The answer provoked a conversation in Chinese between the cops. Duberman wished he’d had the foresight to turn on the recording system in the study. He could have taped the men, had their words translated.
The men finished talking. Tsang looked at Duberman. “You have enemies.”
“You don’t get to thirty billion dollars without making enemies.”
Tsang shook his head. Wrong answer.
“As soon as the Israelis tell us it’s okay, they’ve told the parents, we will announce the names,” Lo said. “And their connection with you. Many questions for you.”
“I get it.”
“You like Hong Kong?” Tsang said. “Feel safe?”

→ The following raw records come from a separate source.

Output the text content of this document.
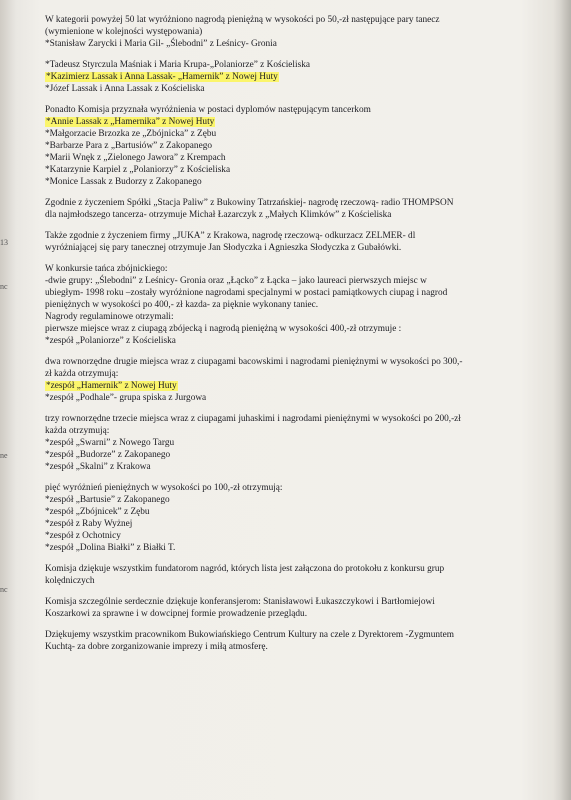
13
nc
ne
nc

W kategorii powyżej 50 lat wyróżniono nagrodą pieniężną w wysokości po 50,-zł następujące pary tanecz

(wymienione w kolejności występowania)

*Stanisław Zarycki i Maria Gil- „Ślebodni” z Leśnicy- Gronia

*Tadeusz Styrczula Maśniak i Maria Krupa-„Polaniorze” z Kościeliska

*Kazimierz Lassak i Anna Lassak- „Hamernik” z Nowej Huty

*Józef Lassak i Anna Lassak z Kościeliska

Ponadto Komisja przyznała wyróżnienia w postaci dyplomów następującym tancerkom

*Annie Lassak z „Hamernika” z Nowej Huty

*Małgorzacie Brzozka ze „Zbójnicka” z Zębu

*Barbarze Para z „Bartusiów” z Zakopanego

*Marii Wnęk z „Zielonego Jawora” z Krempach

*Katarzynie Karpiel z „Polaniorzy” z Kościeliska

*Monice Lassak z Budorzy z Zakopanego

Zgodnie z życzeniem Spółki „Stacja Paliw” z Bukowiny Tatrzańskiej- nagrodę rzeczową- radio THOMPSON

dla najmłodszego tancerza- otrzymuje Michał Łazarczyk z „Małych Klimków” z Kościeliska

Także zgodnie z życzeniem firmy „JUKA” z Krakowa, nagrodę rzeczową- odkurzacz ZELMER- dl

wyróżniającej się pary tanecznej otrzymuje Jan Słodyczka i Agnieszka Słodyczka z Gubałówki.

W konkursie tańca zbójnickiego:

-dwie grupy: „Ślebodni” z Leśnicy- Gronia oraz „Łącko” z Łącka – jako laureaci pierwszych miejsc w

ubiegłym- 1998 roku –zostały wyróżnione nagrodami specjalnymi w postaci pamiątkowych ciupag i nagrod

pieniężnych w wysokości po 400,- zł kazda- za pięknie wykonany taniec.

Nagrody regulaminowe otrzymali:

pierwsze miejsce wraz z ciupagą zbójecką i nagrodą pieniężną w wysokości 400,-zł otrzymuje :

*zespół „Polaniorze” z Kościeliska

dwa rownorzędne drugie miejsca wraz z ciupagami bacowskimi i nagrodami pieniężnymi w wysokości po 300,-

zł każda otrzymują:

*zespół „Hamernik” z Nowej Huty

*zespół „Podhale”- grupa spiska z Jurgowa

trzy rownorzędne trzecie miejsca wraz z ciupagami juhaskimi i nagrodami pieniężnymi w wysokości po 200,-zł

każda otrzymują:

*zespół „Swarni” z Nowego Targu

*zespół „Budorze” z Zakopanego

*zespół „Skalni” z Krakowa

pięć wyróżnień pieniężnych w wysokości po 100,-zł otrzymują:

*zespół „Bartusie” z Zakopanego

*zespół „Zbójnicek” z Zębu

*zespół z Raby Wyżnej

*zespół z Ochotnicy

*zespół „Dolina Białki” z Białki T.

Komisja dziękuje wszystkim fundatorom nagród, których lista jest załączona do protokołu z konkursu grup

kolędniczych

Komisja szczególnie serdecznie dziękuje konferansjerom: Stanisławowi Łukaszczykowi i Bartłomiejowi

Koszarkowi za sprawne i w dowcipnej formie prowadzenie przeglądu.

Dziękujemy wszystkim pracownikom Bukowiańskiego Centrum Kultury na czele z Dyrektorem -Zygmuntem

Kuchtą- za dobre zorganizowanie imprezy i miłą atmosferę.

“Until today, more or less.”
“What about your bodyguards?” Lo said.
“You’d have to ask them, but I think so.”
“Yet these men were wearing vests.”
“Vests?” Duberman knew they’d caught him.
“To stop bullets,” Lo said. “Not normal, for men who have nothing to be scared of.”
“I had no idea.”
“Also carrying pistols.”
“Well, yes. They were both in the Israel Defense Forces. Experienced with firearms.”
“On their day off.”
Ouch.
As Duberman searched for an answer, Tsang grabbed his arm. “They have permits?”
“I’m not sure. Gideon might know. Gideon?”
“I don’t think they had Hong Kong permits.”
“Right. No permits. What about other bodyguards?”